Migrating my question from github
I’m trying to find the complex powers using numba cuda, and it seems that it has been supported, but for some reason, my code doesn’t run. I’ve implemented my algorithm in CUDA and CPU, Ideally the plots should be the same. I’ve tried this with real numbers and things do work. Open to any suggestions
import numpy as np
import matplotlib.pyplot as plt
import time, math
from matplotlib.colors import hsv_to_rgb
from numba import cuda, jit, prange
@cuda.jit
def get_grid_cuda(Z):
i, j = cuda.grid(2)
if i >=0 and i < Z.shape[0] and j >=0 and j < Z.shape[1]:
for i in range(200):
fx=Z[i,j]**3+Z[i,j]**2+Z[i,j]+1
dfx=3*Z[i,j]**2+2*Z[i,j]+1
div=fx/dfx
Z[i,j]=Z[i,j]-div
if(abs(div)<1e-3):
break
@jit(nopython=True)
def NewtonR(x):
for i in range(100):
fx=x**3+x**2+x+1
dfx=3*x**2+2*x+1
div=fx/dfx
x=x-div
if(abs(div)<1e-3):
break
return x
@jit(nopython=True, parallel=True)
def get_grid(Z):
for i in prange(len(Z)):
for j in prange(len(Z[0])):
Z[i,j]=NewtonR(Z[i,j])
return Z
x=np.linspace(-1,1,512,dtype=complex)
xj=np.linspace(-1j,1j,512,dtype=complex)
xx,yy=np.meshgrid(x,xj)
X=xx+yy
Z=np.copy(X)
Z_cpu=np.copy(X)
threadsperblock = (16, 16)
blockspergrid_x = math.ceil(Z.shape[0] / threadsperblock[0])

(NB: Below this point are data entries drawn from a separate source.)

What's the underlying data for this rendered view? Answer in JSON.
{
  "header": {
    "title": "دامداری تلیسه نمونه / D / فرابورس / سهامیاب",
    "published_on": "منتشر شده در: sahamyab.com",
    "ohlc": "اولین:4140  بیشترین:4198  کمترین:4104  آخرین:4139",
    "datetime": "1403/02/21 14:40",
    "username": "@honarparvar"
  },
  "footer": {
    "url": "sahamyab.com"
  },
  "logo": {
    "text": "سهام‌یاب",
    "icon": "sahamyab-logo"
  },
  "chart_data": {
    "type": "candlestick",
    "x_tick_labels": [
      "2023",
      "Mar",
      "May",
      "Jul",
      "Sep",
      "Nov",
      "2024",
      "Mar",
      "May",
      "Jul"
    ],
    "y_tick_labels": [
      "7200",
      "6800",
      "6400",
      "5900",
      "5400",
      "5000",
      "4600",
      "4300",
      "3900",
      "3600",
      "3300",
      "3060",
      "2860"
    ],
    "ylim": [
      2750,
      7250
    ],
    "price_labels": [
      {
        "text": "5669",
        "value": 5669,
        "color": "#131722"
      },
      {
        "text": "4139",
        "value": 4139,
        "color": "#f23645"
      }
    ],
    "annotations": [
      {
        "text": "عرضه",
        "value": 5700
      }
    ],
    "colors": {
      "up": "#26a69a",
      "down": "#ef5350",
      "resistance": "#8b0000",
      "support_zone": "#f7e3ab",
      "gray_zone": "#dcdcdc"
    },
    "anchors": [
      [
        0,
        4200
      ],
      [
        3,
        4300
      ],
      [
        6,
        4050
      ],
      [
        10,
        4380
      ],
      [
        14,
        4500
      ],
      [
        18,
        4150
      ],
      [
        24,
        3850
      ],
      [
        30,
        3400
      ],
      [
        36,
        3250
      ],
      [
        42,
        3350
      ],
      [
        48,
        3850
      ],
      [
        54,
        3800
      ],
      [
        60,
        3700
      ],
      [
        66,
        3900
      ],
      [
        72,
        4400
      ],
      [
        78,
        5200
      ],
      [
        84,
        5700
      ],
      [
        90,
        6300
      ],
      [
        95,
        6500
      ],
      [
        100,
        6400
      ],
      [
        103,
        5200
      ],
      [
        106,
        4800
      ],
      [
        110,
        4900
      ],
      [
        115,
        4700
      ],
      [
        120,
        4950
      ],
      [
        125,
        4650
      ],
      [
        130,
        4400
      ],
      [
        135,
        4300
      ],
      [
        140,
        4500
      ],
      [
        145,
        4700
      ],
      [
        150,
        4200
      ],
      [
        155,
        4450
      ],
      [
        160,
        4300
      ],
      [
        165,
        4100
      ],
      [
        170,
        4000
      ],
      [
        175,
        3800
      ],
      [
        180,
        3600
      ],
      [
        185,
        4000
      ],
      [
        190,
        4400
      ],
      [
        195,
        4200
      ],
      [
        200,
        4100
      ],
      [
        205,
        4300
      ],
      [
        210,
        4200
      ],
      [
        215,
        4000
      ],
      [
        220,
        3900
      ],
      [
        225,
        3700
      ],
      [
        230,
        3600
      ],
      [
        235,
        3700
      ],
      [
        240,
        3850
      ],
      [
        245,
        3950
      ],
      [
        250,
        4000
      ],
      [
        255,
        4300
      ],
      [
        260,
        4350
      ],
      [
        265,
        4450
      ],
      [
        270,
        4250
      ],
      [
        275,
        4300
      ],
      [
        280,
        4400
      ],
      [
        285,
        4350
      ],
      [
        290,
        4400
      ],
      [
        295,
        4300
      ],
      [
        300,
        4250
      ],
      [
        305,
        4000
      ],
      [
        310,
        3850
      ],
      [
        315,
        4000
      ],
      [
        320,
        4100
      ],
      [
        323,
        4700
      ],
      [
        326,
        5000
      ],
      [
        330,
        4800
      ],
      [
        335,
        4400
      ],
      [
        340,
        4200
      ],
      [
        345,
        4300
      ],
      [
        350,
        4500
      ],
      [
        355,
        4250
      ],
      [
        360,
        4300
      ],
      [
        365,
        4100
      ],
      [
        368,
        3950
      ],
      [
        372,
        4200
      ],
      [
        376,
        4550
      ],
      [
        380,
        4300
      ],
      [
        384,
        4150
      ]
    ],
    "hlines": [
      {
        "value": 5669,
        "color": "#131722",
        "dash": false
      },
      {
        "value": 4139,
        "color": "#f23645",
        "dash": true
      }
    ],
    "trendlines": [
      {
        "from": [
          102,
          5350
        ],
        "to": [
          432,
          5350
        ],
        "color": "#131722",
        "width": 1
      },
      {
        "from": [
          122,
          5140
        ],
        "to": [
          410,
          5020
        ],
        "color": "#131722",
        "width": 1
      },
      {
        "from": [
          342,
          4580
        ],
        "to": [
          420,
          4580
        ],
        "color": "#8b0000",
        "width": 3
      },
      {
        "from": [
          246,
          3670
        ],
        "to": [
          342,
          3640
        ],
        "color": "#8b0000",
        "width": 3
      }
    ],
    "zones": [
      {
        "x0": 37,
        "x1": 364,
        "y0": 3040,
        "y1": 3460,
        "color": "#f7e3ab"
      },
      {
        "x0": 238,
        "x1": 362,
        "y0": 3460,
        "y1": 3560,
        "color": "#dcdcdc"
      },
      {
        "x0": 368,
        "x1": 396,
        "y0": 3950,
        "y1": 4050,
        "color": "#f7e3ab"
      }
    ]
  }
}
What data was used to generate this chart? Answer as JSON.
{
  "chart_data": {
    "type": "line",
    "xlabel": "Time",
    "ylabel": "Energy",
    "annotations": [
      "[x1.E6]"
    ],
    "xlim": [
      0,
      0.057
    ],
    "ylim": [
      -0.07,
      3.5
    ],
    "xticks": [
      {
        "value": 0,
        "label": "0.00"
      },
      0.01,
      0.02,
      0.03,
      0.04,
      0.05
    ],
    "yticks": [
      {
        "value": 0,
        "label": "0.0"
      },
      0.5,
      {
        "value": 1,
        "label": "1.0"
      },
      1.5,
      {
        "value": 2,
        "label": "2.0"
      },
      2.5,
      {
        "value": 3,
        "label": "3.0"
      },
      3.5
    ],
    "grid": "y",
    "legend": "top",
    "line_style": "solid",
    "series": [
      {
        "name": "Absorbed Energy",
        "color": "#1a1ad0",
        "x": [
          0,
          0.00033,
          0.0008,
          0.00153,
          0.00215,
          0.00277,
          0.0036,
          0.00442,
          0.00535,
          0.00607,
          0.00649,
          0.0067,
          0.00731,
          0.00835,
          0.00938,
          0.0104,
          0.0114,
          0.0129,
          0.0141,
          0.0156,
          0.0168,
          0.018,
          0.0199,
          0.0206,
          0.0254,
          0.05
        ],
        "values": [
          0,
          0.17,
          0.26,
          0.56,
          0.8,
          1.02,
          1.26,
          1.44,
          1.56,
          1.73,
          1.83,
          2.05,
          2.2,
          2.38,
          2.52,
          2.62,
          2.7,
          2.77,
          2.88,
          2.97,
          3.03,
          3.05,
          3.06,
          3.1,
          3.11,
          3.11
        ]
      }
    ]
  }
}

blockspergrid_y = math.ceil(Z.shape[1] / threadsperblock[1])
blockspergrid = (blockspergrid_x, blockspergrid_y)
get_grid_cuda[blockspergrid, threadsperblock](Z)
Z_cpu=get_grid(Z_cpu)
plt.contourf(X.real,X.imag,Z,levels=30)
plt.show()
plt.close()
plt.contourf(X.real,X.imag,Z_cpu,levels=30)
plt.show()
plt.close()